The point is that the problems are systemic, so the solutions need to be too.
What I’m Still Figuring Out
I don’t have answers for everything. How to fund quality journalism sustainably is still unclear. How to rebuild local news ecosystems remains mysterious. How to create accountability without access journalism is unresolved.
These are hard problems and I’m not sure anyone has good solutions yet. We’re figuring it out collectively, often by trial and error.
But understanding the problems clearly is the first step. If nothing else, years of writing about media has clarified what the actual problems are, even when solutions remain elusive.
Why I Keep Writing About This
Despite limited impact, I keep writing about media because it matters. How information circulates, what people know, how public discourse functions—these shape everything else.
Bad media doesn’t just misinform people about specific issues. It degrades the information environment that democracy depends on. Getting this right is worth sustained attention even when progress is slow.

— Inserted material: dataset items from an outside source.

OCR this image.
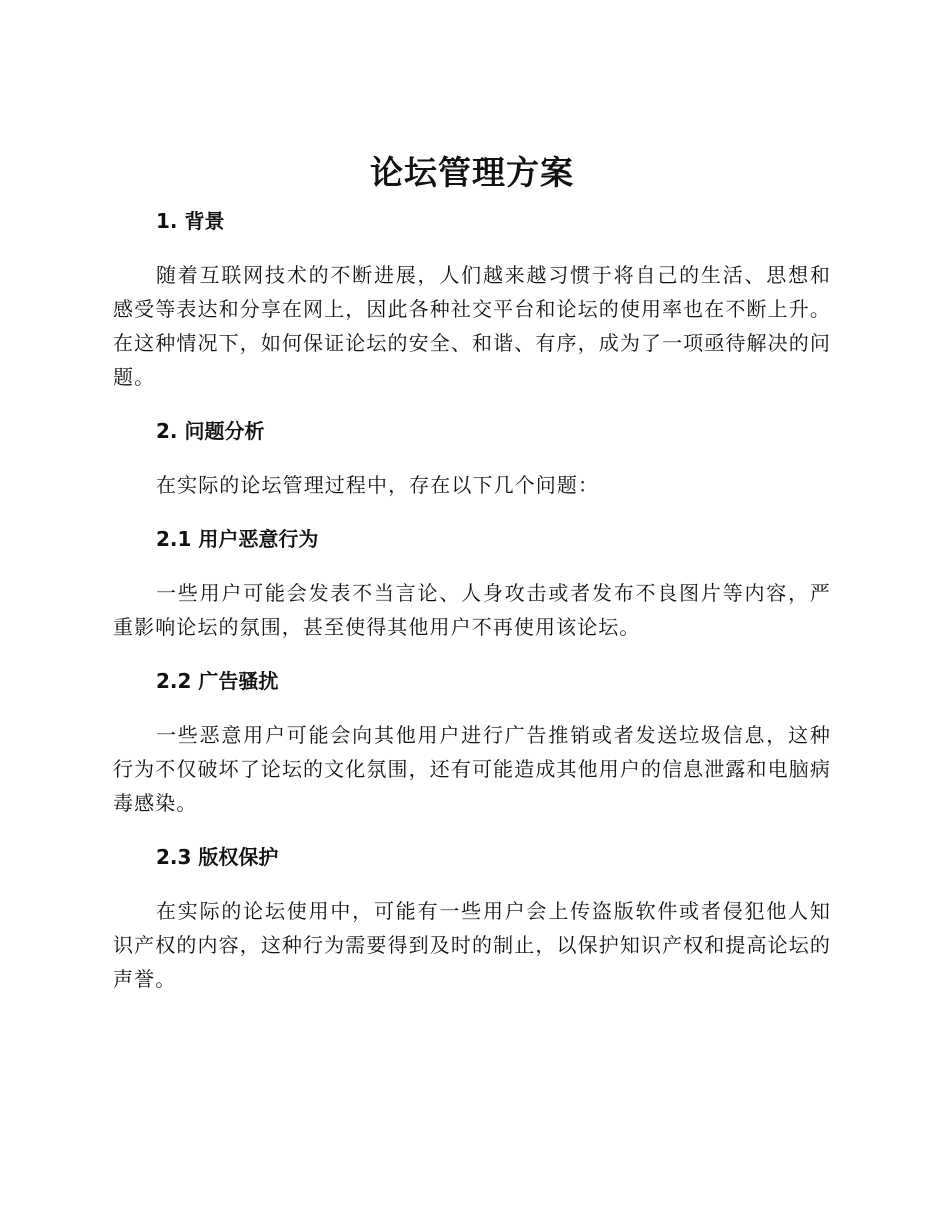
论坛管理方案
1. 背景

随着互联网技术的不断进展，人们越来越习惯于将自己的生活、思想和感受等表达和分享在网上，因此各种社交平台和论坛的使用率也在不断上升。在这种情况下，如何保证论坛的安全、和谐、有序，成为了一项亟待解决的问题。

2. 问题分析

在实际的论坛管理过程中，存在以下几个问题：

2.1 用户恶意行为

一些用户可能会发表不当言论、人身攻击或者发布不良图片等内容，严重影响论坛的氛围，甚至使得其他用户不再使用该论坛。

2.2 广告骚扰

一些恶意用户可能会向其他用户进行广告推销或者发送垃圾信息，这种行为不仅破坏了论坛的文化氛围，还有可能造成其他用户的信息泄露和电脑病毒感染。

2.3 版权保护

在实际的论坛使用中，可能有一些用户会上传盗版软件或者侵犯他人知识产权的内容，这种行为需要得到及时的制止，以保护知识产权和提高论坛的声誉。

Also, understanding how media works helps people navigate it better. If criticism reaches audiences rather than changing media organisations, that’s still valuable.
The Ongoing Project
Media is constantly evolving. New platforms emerge, business models shift, audience behaviour changes. What’s true today might not be true in five years.
This means media criticism is an ongoing project rather than something that can be definitively solved. The landscape keeps changing, requiring constant reassessment.
That’s part of what makes it interesting. The patterns I’ve identified hold for now, but I expect to learn new things and revise old conclusions as circumstances change.
For now, these are the lessons that seem most robust based on years of watching how media actually works versus how we think it should work.
Whether they’ll still hold in another few years remains to be seen.